Arq, Inc. (NASDAQ: ARQ), a producer of activated carbon and other environmentally efficient carbon products for use in purification and sustainable materials, recently announced the pricing of an underwritten public offering of 4,770,000 shares of its common stock, par value $0.001 per share (“common stock”), at a price to the public of $5.25 per share. All of the shares in the offering are being sold by Arq. The gross proceeds to Arq from the offering, before deducting the underwriting discounts and commissions and other offering expenses, are expected to be approximately $25 million. The offering is expected to close on or about September 23, 2024, subject to customary closing conditions. In addition, Arq has granted the underwriters a 30-day option to purchase up to an additional 715,500 shares of its common stock in the underwritten public offering.

Arq intends to use the net proceeds from this offering for general corporate purposes, which may include working capital, capital expenditures, including continued construction of granular activated carbon facilities at Arq’s Red River and Corbin manufacturing facilities located in Coushatta, Louisiana and Corbin, Kentucky, respectively, research and development expenditures, commercial expenditures, debt service costs and repayment, acquisitions of new technologies, products or businesses, and investments.

Gevo, Inc. (NASDAQ: GEVO) recently announced the sale of approximately $20 million in Investment Tax Credits to an undisclosed corporate buyer. This transaction monetizes Inflation Reduction Act (“IRA”) Investment Tax Credits generated from the commercialization of a renewable natural gas (“RNG”) production facility by Gevo NW Iowa RNG, LLC (“Gevo RNG”) and provides net cash proceeds of approximately $17 million to Gevo after transaction fees.

The Gevo RNG asset has been optimized to produce approximately 400,000 MMBtus of RNG per year, and Gevo expects to further increase production over time. Additional RNG value could be unlocked through the monetization of Section 45Z Clean Fuel Production Credits under the IRA, once those rules are defined.

Bloom Energy Corporation (NYSE: BE) recently in response to market commentary regarding the results of the recent Korea Hydrogen Portfolio Standard auction, Bloom said it expects shipment volumes to Korea to be similar in 2024 and the coming years to what they have been in recent years. As disclosed previously, we continue to expect our partner SK ecoplant Co., Ltd. to purchase 500MW of Bloom solid oxide fuel cells between January 1, 2024 and December 31, 2027.

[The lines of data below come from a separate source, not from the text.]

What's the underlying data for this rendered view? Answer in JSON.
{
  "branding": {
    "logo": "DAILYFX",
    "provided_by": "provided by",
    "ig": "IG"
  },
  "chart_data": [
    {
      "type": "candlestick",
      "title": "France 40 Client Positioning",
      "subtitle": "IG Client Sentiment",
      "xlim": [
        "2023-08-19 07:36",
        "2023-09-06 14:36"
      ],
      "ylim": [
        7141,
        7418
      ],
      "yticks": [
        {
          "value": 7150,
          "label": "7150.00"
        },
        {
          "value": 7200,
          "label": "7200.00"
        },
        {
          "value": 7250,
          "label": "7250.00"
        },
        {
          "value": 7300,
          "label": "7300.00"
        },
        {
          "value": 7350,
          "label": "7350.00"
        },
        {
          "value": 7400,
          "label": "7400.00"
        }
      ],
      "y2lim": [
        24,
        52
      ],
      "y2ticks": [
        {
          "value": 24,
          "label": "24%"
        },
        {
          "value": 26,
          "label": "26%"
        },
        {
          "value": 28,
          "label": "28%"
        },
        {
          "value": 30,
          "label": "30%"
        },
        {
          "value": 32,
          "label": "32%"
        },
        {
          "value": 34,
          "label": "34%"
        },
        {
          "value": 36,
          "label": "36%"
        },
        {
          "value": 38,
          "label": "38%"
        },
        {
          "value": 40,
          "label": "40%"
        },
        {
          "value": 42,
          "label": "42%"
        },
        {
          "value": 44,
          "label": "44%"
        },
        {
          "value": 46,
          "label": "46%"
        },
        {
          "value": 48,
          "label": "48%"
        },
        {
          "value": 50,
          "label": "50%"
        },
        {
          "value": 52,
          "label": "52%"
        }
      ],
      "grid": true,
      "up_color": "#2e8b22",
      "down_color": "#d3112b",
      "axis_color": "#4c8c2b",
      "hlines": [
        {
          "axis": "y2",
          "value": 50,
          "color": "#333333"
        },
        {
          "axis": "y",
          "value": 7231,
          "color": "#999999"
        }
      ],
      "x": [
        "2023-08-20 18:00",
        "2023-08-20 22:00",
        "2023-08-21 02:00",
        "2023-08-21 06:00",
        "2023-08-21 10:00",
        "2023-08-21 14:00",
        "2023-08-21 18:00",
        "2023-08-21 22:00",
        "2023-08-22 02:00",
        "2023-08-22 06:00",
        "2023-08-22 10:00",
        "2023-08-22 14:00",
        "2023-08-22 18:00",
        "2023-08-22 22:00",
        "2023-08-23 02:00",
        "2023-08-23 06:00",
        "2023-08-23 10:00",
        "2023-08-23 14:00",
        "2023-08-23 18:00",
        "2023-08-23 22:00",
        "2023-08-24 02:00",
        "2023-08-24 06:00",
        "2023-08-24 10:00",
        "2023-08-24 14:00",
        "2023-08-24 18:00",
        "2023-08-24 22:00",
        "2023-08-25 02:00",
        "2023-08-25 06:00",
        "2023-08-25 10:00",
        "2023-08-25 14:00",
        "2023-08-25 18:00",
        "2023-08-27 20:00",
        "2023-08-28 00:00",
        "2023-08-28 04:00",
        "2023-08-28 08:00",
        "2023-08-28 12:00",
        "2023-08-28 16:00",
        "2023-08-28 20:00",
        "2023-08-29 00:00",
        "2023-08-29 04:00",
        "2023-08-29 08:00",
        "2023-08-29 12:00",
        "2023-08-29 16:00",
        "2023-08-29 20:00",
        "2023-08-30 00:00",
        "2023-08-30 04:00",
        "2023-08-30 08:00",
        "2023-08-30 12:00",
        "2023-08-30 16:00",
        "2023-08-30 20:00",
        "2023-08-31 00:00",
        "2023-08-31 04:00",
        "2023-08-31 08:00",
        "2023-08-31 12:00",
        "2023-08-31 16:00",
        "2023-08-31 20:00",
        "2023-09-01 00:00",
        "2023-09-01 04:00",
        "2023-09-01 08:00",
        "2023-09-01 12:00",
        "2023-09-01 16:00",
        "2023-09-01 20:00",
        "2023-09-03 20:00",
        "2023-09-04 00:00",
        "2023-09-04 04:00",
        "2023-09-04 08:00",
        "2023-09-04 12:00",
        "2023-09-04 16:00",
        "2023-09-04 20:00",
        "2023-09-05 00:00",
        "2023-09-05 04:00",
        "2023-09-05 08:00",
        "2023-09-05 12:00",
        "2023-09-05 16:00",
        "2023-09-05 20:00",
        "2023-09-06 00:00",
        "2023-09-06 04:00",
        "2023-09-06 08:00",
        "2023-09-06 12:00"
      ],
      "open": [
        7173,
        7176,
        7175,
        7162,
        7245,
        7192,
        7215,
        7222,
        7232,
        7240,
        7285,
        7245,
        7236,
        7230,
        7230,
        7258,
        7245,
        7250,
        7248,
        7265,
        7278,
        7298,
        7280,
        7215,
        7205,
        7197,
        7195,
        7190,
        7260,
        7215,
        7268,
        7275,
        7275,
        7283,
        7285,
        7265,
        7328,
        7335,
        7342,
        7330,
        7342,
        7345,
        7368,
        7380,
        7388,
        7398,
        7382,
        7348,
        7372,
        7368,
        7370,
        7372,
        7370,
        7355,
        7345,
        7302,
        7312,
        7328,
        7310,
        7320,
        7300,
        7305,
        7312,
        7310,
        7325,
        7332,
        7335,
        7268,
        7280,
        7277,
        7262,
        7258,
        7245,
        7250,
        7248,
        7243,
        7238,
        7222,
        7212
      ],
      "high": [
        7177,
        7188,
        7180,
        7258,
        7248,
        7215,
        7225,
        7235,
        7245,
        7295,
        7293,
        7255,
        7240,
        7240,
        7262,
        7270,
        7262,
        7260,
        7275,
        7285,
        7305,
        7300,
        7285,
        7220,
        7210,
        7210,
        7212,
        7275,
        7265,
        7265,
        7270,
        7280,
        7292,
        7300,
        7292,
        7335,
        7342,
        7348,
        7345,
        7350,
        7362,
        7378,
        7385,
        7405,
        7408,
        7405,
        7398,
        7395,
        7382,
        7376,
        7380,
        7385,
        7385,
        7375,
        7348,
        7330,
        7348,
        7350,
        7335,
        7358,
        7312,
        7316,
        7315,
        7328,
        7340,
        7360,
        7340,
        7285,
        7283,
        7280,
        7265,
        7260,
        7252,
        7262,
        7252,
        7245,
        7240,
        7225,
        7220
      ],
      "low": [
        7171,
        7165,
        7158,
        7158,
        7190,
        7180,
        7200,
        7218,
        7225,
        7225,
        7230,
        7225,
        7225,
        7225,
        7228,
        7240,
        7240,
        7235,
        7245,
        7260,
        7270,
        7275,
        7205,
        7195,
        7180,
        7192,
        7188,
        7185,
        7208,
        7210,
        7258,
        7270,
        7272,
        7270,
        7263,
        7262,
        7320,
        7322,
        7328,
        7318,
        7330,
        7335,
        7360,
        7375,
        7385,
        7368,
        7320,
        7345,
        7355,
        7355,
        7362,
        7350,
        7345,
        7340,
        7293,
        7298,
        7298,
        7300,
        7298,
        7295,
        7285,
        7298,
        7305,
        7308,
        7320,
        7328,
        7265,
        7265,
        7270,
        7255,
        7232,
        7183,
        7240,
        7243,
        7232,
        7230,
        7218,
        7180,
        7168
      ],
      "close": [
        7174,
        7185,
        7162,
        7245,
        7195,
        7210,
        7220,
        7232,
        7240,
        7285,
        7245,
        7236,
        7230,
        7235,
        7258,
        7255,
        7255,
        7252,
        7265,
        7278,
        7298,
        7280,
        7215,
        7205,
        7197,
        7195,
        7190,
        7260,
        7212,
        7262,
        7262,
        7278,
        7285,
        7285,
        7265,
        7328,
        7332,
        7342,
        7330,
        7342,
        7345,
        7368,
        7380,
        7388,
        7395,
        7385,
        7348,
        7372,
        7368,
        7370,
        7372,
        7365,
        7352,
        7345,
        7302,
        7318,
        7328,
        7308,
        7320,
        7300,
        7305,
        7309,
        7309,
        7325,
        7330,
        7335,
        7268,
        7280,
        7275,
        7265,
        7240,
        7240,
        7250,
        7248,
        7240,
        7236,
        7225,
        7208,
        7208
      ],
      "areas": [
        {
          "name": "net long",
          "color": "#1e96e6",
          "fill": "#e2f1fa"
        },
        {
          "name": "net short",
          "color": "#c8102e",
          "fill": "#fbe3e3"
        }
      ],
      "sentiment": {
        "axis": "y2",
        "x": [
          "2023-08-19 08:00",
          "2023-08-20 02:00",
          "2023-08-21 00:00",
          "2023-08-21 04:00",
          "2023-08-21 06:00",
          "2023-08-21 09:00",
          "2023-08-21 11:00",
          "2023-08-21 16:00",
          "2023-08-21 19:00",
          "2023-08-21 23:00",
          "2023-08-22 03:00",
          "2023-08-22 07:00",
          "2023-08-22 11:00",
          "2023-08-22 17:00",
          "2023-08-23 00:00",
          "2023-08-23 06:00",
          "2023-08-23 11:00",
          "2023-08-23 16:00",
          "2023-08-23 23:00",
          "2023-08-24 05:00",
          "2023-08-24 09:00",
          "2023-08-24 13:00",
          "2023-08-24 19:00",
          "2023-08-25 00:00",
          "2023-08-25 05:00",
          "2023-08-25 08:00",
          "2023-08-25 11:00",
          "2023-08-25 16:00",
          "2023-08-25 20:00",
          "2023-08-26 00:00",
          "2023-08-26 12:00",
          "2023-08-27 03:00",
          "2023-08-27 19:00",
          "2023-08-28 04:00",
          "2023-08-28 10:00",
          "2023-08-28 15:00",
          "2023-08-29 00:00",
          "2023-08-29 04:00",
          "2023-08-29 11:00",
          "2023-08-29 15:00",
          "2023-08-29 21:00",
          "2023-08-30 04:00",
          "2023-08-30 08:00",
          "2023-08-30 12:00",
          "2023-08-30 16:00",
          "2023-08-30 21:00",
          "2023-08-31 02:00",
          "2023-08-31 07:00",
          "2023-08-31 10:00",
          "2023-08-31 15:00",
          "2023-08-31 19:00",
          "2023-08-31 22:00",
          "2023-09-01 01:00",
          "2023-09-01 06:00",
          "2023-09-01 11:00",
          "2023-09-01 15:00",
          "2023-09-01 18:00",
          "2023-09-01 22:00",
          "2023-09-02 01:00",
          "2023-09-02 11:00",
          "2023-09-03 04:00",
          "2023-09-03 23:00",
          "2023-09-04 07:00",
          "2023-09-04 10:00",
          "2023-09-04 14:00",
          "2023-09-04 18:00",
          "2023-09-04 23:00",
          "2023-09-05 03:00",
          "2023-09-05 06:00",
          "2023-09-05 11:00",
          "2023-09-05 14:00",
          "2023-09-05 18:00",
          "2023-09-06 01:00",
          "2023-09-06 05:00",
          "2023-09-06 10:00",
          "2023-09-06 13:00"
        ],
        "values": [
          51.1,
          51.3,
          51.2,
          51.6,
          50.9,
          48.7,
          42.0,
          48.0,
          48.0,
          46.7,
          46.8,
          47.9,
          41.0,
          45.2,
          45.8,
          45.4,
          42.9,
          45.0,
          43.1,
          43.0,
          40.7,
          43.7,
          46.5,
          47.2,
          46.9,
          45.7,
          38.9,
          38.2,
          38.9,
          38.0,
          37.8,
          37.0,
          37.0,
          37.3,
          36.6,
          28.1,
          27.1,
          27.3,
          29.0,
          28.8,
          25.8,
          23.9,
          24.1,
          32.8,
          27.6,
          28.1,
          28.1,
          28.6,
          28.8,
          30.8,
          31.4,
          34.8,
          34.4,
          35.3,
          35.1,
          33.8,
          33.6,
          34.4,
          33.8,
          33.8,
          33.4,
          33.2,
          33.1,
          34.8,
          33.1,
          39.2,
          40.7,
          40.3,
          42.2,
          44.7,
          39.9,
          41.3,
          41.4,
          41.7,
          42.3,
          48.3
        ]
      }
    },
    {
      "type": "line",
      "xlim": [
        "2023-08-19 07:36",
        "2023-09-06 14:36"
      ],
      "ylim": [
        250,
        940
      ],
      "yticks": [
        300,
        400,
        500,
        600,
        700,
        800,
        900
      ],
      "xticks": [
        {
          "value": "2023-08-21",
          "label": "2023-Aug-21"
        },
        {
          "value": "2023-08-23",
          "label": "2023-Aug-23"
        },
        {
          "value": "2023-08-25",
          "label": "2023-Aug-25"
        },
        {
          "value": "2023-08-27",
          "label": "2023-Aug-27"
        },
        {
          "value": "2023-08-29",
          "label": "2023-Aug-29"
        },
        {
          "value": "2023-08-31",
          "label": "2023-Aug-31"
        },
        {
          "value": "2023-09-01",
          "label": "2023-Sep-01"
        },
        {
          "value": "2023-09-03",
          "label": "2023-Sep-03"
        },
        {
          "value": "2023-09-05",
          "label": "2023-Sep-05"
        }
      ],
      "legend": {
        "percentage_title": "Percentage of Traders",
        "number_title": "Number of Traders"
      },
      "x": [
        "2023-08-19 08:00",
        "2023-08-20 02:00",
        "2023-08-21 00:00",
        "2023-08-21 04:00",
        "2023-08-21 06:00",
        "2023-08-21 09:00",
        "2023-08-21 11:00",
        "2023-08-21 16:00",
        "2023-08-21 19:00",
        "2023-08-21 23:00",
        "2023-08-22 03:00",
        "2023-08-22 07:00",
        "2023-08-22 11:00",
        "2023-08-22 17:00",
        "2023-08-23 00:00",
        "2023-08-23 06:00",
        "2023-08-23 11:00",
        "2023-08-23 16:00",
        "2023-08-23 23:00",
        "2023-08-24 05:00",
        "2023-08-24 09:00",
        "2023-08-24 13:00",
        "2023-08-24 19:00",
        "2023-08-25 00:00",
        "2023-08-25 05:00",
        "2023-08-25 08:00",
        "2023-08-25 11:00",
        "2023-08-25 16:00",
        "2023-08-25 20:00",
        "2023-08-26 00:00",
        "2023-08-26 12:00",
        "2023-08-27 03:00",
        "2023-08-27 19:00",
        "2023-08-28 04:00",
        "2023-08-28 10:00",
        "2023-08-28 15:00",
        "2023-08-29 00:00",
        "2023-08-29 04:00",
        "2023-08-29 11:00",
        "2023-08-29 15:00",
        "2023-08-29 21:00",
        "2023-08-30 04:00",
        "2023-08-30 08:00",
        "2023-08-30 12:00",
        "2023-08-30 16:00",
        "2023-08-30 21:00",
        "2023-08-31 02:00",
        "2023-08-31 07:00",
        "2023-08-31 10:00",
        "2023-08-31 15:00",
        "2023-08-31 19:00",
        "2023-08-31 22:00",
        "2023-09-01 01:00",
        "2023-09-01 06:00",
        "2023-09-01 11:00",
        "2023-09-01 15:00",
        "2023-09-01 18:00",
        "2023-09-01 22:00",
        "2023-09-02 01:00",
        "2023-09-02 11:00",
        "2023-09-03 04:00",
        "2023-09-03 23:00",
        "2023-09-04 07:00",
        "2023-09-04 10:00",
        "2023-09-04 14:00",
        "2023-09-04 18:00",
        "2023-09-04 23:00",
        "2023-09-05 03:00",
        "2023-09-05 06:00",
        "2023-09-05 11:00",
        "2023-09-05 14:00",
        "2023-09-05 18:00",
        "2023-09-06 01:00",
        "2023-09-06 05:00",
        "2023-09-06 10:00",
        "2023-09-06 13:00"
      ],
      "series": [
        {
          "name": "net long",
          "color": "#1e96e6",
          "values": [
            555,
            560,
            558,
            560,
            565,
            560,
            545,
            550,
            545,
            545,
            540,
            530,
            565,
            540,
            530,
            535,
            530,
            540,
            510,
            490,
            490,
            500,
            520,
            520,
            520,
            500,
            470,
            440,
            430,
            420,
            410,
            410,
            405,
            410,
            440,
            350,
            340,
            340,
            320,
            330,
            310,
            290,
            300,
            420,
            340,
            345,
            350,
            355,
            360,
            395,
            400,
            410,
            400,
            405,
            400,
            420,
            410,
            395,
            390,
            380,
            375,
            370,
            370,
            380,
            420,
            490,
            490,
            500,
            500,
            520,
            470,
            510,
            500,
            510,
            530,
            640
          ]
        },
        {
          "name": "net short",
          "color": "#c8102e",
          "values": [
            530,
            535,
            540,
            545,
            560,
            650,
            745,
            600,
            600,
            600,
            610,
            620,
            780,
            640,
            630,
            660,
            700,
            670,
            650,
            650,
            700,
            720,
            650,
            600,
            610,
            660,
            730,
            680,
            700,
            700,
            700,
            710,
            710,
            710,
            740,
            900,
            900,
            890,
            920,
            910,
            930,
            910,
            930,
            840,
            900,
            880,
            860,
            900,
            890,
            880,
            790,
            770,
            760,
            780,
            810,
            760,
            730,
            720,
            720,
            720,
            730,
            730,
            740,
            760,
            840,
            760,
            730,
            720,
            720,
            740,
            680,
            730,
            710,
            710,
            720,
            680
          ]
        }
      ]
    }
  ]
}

Bloom is the proven leader in solid oxide fuel cell technology, having demonstrated 60% electrical efficiency using hydrogen, and 90% combined heat and power efficiency. Bloom remains fully confident in our partners in Korea, and in the ability for Bloom fuel cells to be transformative to the Korean energy market. The public auction is just one mechanism for the sale of our energy servers into the Korean market. Our partners have other development projects in addition to those emanating from the auction.